Between The Rock and a Die Hard place
30 years to the week since the release of Die Hard, Universal have dared to hijack the anniversary with this shameless remake; a sanitised version of one of the greatest action movies ever made. In the intervening years, we’ve had Die Hard relocated to just about every setting you can think of, a bus, battleship; even the Rocky Mountains. But Die Hard in a skyscraper is Die Hard, so one would think that anyone daring to make a movie as closely patterned on John McTiernan’s peerless man against the odds thriller would only proceed with this foolish endeavour if they had enough points of differentiation, and surprises, to withstand the terrible burden of comparison.
It will not surprise you to learn, that unfortunately, Skyscraper is, like the titular erection, a monumental act of hubris that fails to make the case for its own derivative existence. What makes this all the more regrettable, is that one can see how it might have succeeded.
The Rock may be too bulky, too Schwarzenegger like, to be an everyman, with the perceived vulnerabilities of a Bruce Willis, but he’s likeable enough, and has a likeable enough family, to at least allow us to suspend our disbelief long enough for him to kill the bad guys and save his brood. But this alone is not a strong enough foundation upon which to build a spiritual successor to the 1988 action classic. The filmmakers seem to know this, so wisely they’ve put all their creative energies into making the building the star of the show, a character in its own right, with enough high-tech wizardry and futuristic spectacle to contain a movie’s worth of set peace possibilities. It’s somewhat baffling then, that Skyscraper, having offered up a city in the sky, with environments aplenty, and technology to dazzle, does so little with this, it’s only advantage.
Skyscraper feels like a movie that was ultimately cowed by the awesome spectre of its illustrious forebear. It seems, that in an effort to downplay the inevitable comparisons between it and that spectacular Bruce Willis/Alan Rickman battle of wits of long ago, obvious routes, suggested by the setup, were not taken. Great you say, but alas, what’s replaced the old beats are bum notes.
If you’re going to hire The Rock, in a bid to deliver the dumb version of Die Hard that might of been had Arnold Schwarzenegger accepted the role that went to Bruce Willis, then you better have him using his superhuman bulk to pummel the villains and usher in scene upon scene of overwrought destruction. Skyscraper thinks we’ll be content to see him survive, and battle some non-descript mercenary, though only morally speaking. Unfortunately, this leaves us with a movie that looks great but has very little going on. Our hero’s asked to manoeuver himself out of some precarious positions in a burning building, but he‘s closer to one of the forlorn guests in The Towering Inferno than Bruce Willis’s supercop. As for the villainy, it’s so generic, it could have been imported from the proposed Commando sequel Die Hard almost was.
Ultimately, Skyscraper is a bleached thriller that tries to paper over the cracks with an impressive CG building and futuristic tech.

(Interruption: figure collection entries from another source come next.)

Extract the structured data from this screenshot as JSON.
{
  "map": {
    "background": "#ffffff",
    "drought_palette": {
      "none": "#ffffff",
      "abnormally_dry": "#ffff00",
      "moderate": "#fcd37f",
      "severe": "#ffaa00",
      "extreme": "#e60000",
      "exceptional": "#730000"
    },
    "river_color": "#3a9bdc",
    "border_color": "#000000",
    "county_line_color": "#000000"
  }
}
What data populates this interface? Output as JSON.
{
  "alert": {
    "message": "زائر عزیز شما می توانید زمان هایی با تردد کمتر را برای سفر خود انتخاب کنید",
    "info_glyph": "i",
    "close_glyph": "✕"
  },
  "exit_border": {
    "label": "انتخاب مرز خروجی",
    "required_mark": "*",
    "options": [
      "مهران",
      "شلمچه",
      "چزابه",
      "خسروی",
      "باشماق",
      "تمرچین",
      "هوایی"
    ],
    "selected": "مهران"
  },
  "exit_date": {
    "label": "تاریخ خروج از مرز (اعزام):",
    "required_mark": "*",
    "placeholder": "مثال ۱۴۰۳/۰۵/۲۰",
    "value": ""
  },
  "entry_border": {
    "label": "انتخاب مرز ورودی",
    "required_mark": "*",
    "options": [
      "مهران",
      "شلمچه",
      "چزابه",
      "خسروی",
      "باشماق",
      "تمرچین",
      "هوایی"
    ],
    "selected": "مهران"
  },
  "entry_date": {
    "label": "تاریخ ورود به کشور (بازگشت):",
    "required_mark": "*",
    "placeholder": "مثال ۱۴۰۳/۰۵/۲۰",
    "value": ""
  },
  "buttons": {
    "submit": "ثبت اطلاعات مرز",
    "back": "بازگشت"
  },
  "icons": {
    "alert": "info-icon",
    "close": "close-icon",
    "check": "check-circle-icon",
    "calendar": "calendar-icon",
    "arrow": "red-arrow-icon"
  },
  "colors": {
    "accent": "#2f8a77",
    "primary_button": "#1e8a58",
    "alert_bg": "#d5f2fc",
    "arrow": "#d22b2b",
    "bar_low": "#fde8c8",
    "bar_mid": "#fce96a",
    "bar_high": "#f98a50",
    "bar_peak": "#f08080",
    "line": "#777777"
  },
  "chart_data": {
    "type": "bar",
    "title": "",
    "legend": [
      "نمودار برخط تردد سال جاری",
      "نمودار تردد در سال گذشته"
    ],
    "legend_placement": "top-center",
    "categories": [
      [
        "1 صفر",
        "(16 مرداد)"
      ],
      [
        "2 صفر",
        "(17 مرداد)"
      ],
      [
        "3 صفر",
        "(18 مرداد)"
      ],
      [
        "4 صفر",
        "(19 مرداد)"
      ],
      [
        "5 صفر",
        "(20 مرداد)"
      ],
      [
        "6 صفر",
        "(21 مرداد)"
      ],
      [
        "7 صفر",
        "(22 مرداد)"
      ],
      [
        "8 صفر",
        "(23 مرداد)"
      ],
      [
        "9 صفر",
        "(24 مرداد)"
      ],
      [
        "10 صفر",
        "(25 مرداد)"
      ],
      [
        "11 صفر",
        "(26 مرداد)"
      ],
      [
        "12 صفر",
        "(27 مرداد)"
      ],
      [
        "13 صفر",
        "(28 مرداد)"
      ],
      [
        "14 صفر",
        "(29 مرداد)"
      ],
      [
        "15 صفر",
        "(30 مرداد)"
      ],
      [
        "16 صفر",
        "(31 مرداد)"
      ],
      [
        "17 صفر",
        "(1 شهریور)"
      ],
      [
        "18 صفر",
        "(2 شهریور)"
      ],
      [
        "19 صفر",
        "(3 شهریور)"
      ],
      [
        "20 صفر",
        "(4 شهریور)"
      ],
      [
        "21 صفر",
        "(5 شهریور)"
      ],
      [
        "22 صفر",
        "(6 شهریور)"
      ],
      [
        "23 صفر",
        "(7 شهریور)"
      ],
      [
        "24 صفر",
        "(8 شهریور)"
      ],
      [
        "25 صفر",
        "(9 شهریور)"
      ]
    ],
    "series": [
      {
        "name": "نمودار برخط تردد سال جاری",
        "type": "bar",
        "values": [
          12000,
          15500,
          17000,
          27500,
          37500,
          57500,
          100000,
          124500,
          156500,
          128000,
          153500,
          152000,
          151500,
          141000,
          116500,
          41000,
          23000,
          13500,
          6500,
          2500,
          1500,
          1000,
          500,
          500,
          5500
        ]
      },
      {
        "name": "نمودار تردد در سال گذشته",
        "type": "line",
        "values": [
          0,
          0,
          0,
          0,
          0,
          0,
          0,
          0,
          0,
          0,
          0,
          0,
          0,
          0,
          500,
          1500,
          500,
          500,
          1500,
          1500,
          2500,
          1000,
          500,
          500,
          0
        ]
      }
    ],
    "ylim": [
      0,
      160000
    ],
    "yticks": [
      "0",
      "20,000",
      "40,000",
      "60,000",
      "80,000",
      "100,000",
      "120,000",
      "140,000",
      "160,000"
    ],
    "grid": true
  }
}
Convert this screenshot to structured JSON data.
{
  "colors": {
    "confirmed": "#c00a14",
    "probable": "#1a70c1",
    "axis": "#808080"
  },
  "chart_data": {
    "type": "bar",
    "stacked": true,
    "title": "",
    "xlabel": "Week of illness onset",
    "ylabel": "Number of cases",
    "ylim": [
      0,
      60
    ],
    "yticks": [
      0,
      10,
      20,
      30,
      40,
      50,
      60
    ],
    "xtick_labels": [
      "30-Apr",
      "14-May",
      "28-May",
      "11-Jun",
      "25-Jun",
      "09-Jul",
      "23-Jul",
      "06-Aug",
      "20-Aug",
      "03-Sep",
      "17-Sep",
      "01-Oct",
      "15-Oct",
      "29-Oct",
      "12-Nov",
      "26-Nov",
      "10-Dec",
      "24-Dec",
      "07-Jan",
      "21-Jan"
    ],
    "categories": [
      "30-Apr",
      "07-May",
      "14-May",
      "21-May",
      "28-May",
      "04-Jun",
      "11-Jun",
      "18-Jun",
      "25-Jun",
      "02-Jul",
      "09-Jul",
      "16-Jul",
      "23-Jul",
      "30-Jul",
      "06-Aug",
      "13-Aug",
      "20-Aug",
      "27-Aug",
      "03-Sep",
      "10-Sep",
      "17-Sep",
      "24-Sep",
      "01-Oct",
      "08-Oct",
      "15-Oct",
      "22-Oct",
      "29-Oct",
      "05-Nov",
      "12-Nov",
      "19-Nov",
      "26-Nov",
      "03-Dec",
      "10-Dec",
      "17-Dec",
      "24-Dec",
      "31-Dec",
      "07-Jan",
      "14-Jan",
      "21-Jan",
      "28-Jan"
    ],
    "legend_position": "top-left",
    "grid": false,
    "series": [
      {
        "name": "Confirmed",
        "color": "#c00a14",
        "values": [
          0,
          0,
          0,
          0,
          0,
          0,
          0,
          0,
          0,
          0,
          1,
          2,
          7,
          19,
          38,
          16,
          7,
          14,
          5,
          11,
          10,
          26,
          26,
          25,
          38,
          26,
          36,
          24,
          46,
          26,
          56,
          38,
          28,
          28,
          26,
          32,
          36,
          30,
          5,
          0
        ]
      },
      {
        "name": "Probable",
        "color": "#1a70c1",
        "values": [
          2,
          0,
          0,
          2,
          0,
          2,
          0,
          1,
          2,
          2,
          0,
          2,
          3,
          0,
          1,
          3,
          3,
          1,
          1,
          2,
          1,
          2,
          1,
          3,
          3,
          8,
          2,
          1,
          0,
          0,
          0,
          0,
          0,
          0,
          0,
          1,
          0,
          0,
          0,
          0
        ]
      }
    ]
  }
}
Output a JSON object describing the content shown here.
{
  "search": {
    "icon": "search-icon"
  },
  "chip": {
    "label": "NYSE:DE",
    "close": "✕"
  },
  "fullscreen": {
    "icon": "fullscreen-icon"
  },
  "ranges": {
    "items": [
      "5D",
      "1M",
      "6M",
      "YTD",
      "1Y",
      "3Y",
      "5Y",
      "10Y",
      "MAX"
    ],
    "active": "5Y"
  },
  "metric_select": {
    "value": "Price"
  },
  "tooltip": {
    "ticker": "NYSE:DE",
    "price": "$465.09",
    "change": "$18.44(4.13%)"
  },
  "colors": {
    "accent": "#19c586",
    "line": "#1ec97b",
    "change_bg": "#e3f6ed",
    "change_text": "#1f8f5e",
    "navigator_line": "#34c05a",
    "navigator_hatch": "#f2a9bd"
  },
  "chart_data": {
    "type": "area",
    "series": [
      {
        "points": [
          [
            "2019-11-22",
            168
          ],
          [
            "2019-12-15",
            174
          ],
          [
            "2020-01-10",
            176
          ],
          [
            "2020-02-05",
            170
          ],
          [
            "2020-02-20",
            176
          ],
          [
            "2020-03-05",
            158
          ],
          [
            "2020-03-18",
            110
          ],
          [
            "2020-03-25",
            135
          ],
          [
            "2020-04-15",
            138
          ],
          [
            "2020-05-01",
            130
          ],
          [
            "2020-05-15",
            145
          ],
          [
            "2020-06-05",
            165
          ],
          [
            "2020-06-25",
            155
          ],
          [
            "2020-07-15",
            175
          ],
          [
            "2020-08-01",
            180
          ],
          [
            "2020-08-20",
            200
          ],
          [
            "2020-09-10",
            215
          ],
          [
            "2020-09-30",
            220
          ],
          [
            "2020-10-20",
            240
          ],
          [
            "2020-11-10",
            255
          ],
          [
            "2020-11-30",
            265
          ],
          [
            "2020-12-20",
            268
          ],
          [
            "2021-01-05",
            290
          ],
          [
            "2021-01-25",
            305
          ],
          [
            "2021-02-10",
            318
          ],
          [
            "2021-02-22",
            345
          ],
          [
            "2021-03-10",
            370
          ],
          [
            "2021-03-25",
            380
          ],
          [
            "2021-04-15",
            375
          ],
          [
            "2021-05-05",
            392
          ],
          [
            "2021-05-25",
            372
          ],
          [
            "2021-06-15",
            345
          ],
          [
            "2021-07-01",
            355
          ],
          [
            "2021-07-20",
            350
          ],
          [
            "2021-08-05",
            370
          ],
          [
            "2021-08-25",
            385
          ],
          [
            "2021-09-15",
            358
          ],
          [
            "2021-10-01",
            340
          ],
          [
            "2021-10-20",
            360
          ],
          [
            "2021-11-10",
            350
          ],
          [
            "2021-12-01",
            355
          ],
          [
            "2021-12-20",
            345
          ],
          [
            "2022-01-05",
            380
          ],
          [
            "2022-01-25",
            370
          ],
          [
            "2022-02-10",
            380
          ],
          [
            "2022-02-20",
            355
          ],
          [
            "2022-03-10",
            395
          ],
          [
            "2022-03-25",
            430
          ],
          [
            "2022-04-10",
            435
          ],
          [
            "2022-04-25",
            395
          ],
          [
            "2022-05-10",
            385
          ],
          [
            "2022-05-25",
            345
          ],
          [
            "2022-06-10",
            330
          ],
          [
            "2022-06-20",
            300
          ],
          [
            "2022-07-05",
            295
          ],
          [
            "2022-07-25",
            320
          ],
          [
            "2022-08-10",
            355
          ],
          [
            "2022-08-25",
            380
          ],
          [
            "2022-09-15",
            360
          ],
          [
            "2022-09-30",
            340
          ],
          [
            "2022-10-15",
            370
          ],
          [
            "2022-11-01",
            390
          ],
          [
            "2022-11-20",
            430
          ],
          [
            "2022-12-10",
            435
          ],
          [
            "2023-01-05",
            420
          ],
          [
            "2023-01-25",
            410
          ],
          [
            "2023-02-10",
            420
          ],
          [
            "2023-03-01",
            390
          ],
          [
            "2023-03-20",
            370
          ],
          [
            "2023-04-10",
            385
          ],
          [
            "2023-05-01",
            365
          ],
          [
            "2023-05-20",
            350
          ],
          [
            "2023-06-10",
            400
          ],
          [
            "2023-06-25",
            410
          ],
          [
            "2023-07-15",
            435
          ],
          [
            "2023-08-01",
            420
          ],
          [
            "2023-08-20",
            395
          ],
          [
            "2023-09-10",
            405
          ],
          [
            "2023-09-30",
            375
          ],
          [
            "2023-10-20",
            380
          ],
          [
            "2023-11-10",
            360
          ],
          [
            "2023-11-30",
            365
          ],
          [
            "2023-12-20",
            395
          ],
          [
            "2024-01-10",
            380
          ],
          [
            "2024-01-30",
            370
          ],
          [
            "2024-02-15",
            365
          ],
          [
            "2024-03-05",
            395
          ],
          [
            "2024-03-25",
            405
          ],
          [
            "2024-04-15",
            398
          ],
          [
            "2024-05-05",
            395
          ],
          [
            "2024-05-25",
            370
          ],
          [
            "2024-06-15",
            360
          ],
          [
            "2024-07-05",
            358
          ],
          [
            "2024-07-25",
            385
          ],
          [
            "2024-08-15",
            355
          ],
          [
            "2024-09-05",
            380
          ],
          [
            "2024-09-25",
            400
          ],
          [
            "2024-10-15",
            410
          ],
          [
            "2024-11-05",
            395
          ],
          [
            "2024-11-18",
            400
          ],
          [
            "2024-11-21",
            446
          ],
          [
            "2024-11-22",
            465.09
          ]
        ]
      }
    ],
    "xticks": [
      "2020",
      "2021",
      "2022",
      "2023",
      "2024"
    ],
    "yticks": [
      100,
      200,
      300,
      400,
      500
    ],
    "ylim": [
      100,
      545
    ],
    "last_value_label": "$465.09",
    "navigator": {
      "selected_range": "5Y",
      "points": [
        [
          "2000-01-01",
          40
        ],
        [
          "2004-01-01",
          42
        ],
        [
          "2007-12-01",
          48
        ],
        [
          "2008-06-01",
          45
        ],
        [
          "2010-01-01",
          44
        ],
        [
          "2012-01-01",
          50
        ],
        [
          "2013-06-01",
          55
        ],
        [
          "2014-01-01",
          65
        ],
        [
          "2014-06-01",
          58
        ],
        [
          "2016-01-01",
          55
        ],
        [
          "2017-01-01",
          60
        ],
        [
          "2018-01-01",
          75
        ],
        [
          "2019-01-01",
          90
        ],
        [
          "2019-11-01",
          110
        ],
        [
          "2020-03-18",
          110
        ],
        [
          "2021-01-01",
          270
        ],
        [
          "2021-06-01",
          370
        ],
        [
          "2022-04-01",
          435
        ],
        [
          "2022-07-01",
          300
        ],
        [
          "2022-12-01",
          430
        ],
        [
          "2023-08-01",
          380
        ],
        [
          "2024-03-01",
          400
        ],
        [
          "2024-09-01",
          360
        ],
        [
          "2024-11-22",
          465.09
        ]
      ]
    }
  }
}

The movie’s setting, Hong Kong, and the reliance on the aforementioned two elements, suggest that this is a movie made for (an imagined to be) less discerning Chinese audience, rather than the Anglo-American market of old. That explains why it’s so nondescript, so lacking in cultural personality, but it doesn’t tell us why any self-respecting filmmaker would want to make a movie like it.